Desde a interrupção do mandato presidencial de Dilma Rousseff, passou a ser corriqueira a adoção de medidas que resgatam um modus operandi autoritário por parte do Estado brasileiro. Se bem que anteriormente já se verifiquem medidas desse tipo nos demais governos pós-democratização, essas se veem cada vez mais cotidianas a partir do referido momento. Dentre elas está a intervenção federal no Estado do Rio de Janeiro, decretada pelo presidente da república em 16 de fevereiro de 2018 com a suposta finalidade de combater a criminalidade. Com fundamento no inc. III do art. 34 da Constituição Federal de 1988, “pôr termo a grave comprometimento da ordem pública”, o ineditismo da medida na atual ordem constitucional, somado à distorcida determinação da natureza militar do cargo de interventor que associou a indicação de um general do exército como interventor à utilização das forças armadas na área da segurança pública, incentivou diversas reações de retomada do legado autoritário tão presente na história do Brasil e tão pouco enfrentado na transição política do regime ditatorial de 1964.
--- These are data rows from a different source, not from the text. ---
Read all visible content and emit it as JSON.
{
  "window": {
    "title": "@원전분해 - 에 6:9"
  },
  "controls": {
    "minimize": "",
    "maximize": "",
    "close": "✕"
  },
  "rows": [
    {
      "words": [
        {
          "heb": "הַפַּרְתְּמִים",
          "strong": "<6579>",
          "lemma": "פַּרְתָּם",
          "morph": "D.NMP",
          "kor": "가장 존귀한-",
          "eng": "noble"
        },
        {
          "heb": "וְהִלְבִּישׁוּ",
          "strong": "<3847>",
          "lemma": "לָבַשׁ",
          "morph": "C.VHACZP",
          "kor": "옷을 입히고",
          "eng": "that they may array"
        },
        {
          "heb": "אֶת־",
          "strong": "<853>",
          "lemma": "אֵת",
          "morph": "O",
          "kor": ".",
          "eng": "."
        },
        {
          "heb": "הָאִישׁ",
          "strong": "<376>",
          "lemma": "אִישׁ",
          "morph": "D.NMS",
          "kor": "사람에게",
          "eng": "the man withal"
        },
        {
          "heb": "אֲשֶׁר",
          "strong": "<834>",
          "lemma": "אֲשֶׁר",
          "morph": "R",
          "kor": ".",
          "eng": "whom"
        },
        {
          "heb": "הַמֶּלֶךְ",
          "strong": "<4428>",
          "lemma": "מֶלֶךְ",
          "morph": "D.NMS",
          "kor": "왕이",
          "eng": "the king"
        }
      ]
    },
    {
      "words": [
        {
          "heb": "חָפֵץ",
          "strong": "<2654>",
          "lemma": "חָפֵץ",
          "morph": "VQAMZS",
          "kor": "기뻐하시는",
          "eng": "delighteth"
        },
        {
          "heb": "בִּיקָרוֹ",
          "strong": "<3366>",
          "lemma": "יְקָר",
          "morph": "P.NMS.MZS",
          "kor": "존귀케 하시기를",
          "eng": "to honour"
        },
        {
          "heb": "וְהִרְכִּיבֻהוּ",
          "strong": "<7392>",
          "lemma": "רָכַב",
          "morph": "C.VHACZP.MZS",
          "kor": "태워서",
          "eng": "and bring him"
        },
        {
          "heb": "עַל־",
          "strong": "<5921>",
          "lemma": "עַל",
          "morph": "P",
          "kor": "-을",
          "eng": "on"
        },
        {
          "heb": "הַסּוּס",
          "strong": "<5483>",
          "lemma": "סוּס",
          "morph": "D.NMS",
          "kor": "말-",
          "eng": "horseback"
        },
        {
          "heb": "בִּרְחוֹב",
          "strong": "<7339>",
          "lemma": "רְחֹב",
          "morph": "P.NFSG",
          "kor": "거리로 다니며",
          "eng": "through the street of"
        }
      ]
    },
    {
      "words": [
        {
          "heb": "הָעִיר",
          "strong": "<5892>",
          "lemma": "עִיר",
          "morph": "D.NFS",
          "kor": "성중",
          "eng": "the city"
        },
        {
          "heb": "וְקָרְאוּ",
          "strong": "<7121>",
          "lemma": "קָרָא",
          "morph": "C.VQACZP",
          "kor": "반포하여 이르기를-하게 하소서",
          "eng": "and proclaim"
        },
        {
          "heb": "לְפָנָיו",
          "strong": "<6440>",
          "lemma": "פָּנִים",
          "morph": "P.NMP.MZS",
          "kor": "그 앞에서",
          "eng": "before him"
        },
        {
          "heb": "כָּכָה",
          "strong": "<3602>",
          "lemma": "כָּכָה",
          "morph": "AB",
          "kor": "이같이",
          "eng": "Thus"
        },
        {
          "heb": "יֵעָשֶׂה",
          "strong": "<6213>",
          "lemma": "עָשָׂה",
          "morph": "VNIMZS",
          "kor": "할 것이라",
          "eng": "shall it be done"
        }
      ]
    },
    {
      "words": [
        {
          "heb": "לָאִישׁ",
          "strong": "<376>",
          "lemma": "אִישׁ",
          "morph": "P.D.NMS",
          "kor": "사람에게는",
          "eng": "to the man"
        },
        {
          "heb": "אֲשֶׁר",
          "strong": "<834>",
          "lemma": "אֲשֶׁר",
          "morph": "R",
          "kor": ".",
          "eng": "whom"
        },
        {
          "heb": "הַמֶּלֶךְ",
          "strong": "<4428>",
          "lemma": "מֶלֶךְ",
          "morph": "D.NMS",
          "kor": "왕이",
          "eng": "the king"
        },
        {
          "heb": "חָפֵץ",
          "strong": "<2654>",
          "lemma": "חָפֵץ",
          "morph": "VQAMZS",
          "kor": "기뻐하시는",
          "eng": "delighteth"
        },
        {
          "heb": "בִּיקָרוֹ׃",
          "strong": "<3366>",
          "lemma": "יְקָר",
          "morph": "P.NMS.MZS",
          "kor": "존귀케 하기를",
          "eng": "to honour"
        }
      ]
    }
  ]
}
Para ficar apenas nas reações dos agentes do Estado, sem considerar, portanto, o amplo apoio midiático e de parcelas da sociedade brasileira ao processo de intervenção, as forças armadas não demoraram em estabelecer suas “condições” para efetivar a empreitada: que seus agentes fossem submetidos apenas à justiça militar e que não fosse criada nenhuma comissão da verdade para apuração dos fatos ocorridos durante a intervenção. Em qualquer Estado de Direito em que o império é da lei e não de quem carrega as baionetas, o anúncio dessas exigências teria sido interpretado como a premeditação de crimes e graves violações aos direitos humanos. Ao contrário disso, o governo brasileiro não titubeou em tranquilizar a caserna afastando qualquer possibilidade de existir novamente em nosso cenário político uma comissão da verdade, como a que foi criada pelo primeiro governo da Presidenta Dilma Rousseff para a apuração dos crimes cometidos durante o regime ditatorial de 1964.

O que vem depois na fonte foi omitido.